After such a long time, this is what you bear me?” screams a fuming father to his wailing wife. The father is embarrassed because their newborn is a hermaphrodite. “I’ll tell the world that the child died during birth,” he screams.

Just then, out of the blue, Saima (Nayyer Ejaz) — a transgender — enters the room. “I’ll raise the child with respect,” she tells him (I use the third person personal pronoun “she” because that is how transgenders in the film address each other).

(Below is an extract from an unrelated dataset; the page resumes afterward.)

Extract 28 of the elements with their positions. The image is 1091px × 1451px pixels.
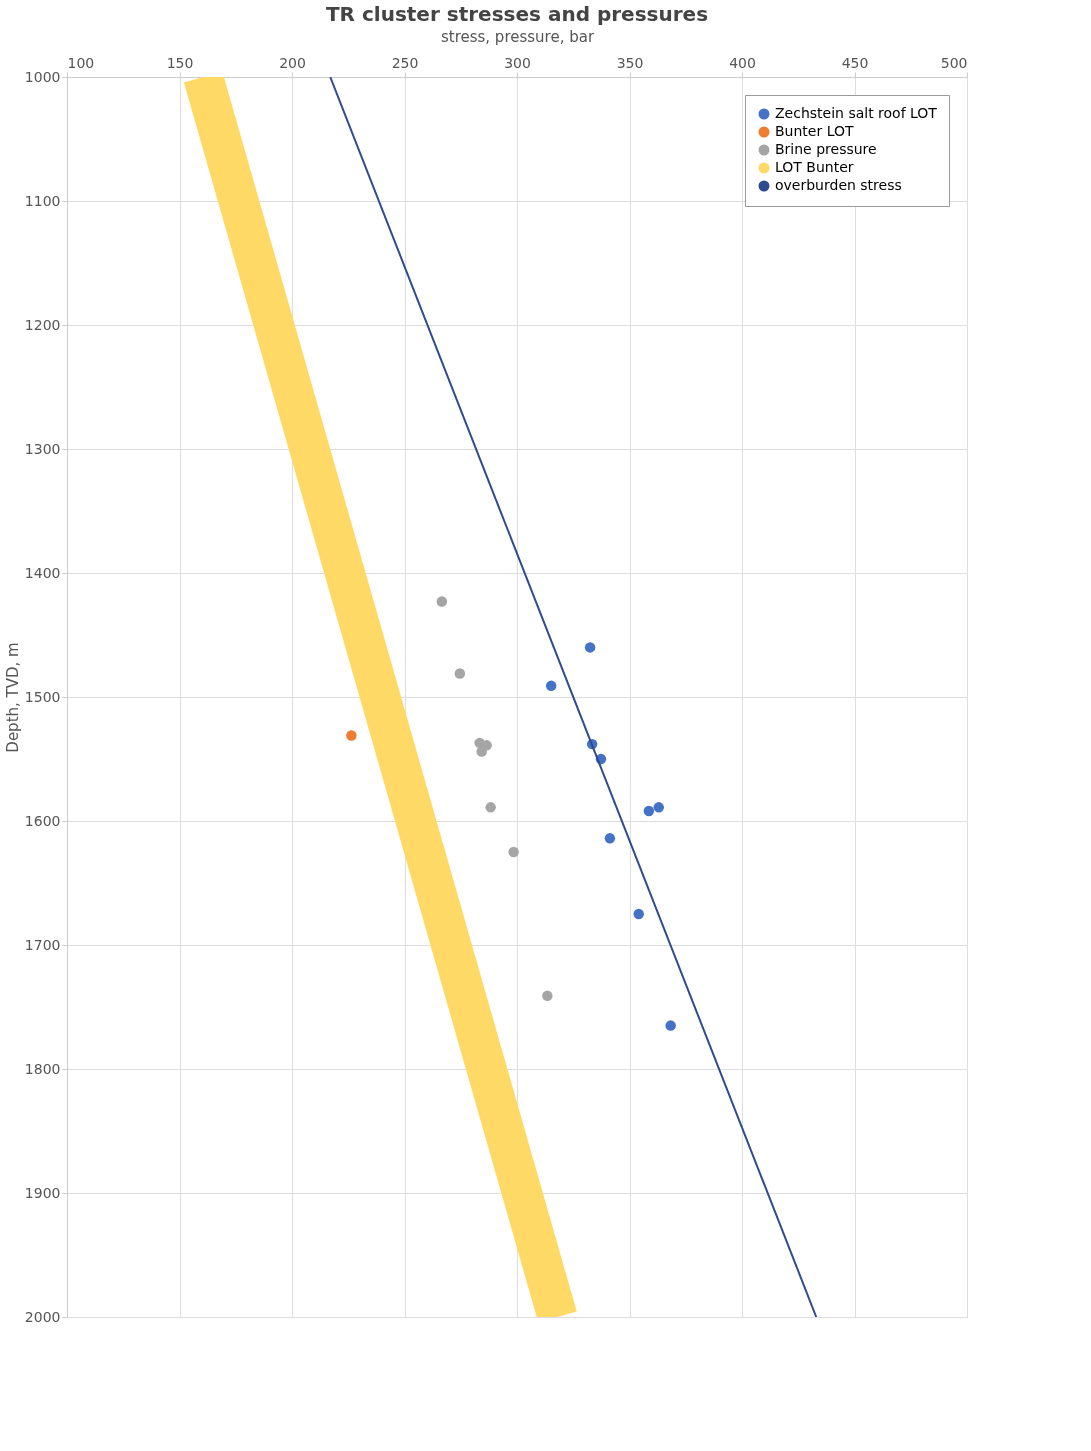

Saima has a heart of gold. A few cuts later, the child, now a pre-teen named Aashi, is shunned by playmates. She wants to go to school, but obviously, can’t. Why the injustice, she cries — a notion screamed throughout Shanakht.

Writer-director Zubair Shaukat drafts a transgender’s story from a bland, unengaging, propagandist point of view

Aashi (played by Faiz Chauhan when she grows up) wails constantly, as if she has nothing better to do. People passing her by on the streets try to pick her up. At a very cheap-looking engagement reception, a dupatta-less dancer inexplicably sings of rukhsati at a mehndi reception while Aashi weeps away her desires. Why can’t I have someone to love, she sings, to the utter bamboozlement and disgust of the groom.

Aashi eventually finds love, is gang-raped, laughed at by the police, shunned by society and eventually loses her house.

Writer-director Zubair Shaukat drafts Aashi’s story with a bland, unengaging, propagandist point of view. Neither Aashi nor Saima are interesting characters, and both Ejaz and Chauhan are bad actors to boot (Ejaz in particular hams it up when the film warrants genuine emotions). One loses interest fast.

Shot like a telefilm (the camera is clearly an HD camcorder) with a hard-contrast palette, the budget is quite low. The audience’s turnout, of course, is lower. I watched the film with 16 others on its day of release; seven left before the film ended. I couldn’t blame them.

On my way out of the cinema I kept thinking about A Fantastic Woman — this year’s Oscar winner for Best Foreign Film. Both films have similar themes, plot points and low budgets. Both Aashi and Marina (actress Daniela Vega) have male lovers, and both are shunned by society. We, however, feel for Marina. Her conflict, including her bad decisions, was raw and real. Aashi, on the other hand, felt as if she came out of a cheap television re-enactment.

Shanakht is playing on limited cinema screens. It would be a miracle if it is still playing on the big screen by the time you read this.